Todd Eskelin, a biological technician at the Kenai National Wildlife Refuge, said part of the mystique rare birds hold for birders is that you don't know where they could show up. But other than an American coot and a Townsend solitaire showing up in Homer, things have been quiet on the rare bird front, he said.

While bad weather may be the reason an eider will wind up off course, evolution may explain why some songbirds are found outside their home range. Eskelin said with the exception of crows and jays, songbirds will mass produce to make up for a high turnover rate as a way to expand the species. Sometimes these birds will get to a new location and die if the conditions aren't hospitable for them, but if they find an environment that they can breed in, they'll flourish.

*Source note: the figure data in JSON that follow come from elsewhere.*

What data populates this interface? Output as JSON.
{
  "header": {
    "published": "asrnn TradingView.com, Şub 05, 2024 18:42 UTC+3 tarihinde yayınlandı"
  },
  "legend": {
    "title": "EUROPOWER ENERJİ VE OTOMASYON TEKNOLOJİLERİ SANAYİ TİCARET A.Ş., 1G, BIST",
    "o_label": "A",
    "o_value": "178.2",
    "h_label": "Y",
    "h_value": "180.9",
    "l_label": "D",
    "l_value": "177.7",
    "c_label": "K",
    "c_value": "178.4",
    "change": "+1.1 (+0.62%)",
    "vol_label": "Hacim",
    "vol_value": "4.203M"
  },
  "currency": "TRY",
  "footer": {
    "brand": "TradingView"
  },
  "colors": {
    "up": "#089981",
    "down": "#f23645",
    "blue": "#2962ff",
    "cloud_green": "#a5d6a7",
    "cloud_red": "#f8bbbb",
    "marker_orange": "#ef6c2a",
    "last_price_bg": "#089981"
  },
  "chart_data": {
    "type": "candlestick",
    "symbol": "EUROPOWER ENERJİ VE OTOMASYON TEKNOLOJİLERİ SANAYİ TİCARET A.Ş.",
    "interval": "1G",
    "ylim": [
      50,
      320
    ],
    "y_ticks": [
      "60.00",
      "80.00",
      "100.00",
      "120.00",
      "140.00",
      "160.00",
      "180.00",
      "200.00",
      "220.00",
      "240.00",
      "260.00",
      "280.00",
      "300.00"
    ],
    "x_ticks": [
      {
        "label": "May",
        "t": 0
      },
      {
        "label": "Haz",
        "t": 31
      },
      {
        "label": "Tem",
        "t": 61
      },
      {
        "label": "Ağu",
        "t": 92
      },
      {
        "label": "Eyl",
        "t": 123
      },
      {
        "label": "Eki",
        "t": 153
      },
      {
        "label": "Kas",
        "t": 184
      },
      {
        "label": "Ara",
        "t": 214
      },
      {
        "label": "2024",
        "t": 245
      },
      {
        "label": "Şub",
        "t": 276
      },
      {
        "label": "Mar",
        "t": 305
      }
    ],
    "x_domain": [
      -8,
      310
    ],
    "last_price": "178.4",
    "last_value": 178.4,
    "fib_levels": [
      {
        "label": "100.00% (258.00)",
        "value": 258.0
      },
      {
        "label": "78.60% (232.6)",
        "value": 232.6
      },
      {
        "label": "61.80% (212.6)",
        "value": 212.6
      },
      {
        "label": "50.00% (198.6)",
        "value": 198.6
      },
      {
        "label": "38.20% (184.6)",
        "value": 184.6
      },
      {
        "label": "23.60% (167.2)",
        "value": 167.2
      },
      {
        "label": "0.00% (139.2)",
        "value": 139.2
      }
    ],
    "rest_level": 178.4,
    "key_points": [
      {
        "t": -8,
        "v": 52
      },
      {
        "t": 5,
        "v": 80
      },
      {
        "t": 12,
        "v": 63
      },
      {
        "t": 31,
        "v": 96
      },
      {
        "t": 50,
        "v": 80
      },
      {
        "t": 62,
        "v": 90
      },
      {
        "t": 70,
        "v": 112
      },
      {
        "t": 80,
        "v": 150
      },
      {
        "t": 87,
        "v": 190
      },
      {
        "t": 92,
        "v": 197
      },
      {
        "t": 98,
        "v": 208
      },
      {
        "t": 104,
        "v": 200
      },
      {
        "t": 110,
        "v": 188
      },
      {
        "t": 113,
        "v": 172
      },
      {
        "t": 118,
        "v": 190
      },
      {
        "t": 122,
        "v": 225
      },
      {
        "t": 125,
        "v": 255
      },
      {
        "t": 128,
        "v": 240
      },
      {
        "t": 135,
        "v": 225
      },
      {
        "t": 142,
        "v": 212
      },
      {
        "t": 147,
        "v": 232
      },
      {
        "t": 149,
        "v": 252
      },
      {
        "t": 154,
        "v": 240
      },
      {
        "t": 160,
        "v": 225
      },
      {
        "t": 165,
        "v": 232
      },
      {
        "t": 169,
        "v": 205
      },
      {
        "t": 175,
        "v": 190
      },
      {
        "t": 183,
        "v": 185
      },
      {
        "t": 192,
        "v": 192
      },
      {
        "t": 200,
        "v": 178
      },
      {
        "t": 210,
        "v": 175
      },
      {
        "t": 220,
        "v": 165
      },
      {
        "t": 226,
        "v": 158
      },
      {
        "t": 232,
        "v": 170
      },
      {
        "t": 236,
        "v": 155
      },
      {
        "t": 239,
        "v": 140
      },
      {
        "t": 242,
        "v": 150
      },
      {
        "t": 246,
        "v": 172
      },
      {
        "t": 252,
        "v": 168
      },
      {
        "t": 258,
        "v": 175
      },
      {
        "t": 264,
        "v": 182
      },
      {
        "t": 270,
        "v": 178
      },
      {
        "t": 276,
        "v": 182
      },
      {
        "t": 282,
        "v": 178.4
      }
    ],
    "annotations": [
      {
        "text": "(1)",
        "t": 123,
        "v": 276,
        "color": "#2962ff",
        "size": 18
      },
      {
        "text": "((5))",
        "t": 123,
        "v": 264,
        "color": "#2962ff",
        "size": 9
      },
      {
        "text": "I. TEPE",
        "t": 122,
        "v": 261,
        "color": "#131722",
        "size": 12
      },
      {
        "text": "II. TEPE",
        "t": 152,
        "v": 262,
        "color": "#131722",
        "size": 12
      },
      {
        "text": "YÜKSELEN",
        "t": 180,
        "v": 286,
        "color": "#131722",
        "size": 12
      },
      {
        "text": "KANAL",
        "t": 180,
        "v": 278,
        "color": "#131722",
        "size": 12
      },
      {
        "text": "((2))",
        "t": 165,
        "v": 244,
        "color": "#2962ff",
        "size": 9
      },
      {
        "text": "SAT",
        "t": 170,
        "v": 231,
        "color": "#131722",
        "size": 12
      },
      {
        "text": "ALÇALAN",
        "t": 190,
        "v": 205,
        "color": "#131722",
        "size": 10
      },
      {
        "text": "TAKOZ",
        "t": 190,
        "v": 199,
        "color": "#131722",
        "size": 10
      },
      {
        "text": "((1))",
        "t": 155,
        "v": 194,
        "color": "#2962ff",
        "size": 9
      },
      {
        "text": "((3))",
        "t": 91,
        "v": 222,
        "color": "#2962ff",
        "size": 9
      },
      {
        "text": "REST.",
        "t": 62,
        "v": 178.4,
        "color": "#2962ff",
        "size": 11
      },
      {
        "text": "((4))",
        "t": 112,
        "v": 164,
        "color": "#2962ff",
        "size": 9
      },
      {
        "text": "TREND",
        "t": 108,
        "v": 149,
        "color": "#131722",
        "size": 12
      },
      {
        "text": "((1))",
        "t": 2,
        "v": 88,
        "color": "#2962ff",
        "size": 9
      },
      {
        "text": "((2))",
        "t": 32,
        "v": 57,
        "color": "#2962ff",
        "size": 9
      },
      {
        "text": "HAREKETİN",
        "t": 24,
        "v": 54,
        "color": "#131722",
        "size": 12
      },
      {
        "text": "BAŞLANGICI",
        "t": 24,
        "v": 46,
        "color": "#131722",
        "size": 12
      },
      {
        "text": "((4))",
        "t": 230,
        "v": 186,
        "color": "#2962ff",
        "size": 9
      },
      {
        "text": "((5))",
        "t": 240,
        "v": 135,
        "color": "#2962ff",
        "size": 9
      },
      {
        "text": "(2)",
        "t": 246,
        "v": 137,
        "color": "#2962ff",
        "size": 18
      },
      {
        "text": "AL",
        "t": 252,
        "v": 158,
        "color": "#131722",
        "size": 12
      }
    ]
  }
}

"It's a thing that's hard-wired for them so their species can adapt," Eskelin said. "Your more threatened species often don't have that ability or a lot of times, like the spectacled eider, winter in the same spot. That alone puts them at risk."

Ulman, who has been birding for as long as she can remember, said she wants to get into the Alaska 200-birds club and has already seen 102 birds since she moved here in May. Like many birders, she's come up with a life list, that is a list of birds she wants to see in her lifetime, and said she'd be willing to travel as far away as Fairbanks if it meant seeing a rare bird.

"I guess I've been an outdoor birding person all my life," she said. "If there was a bird I had never seen in Alaska that is a rare bird I would go to Fairbanks to see it."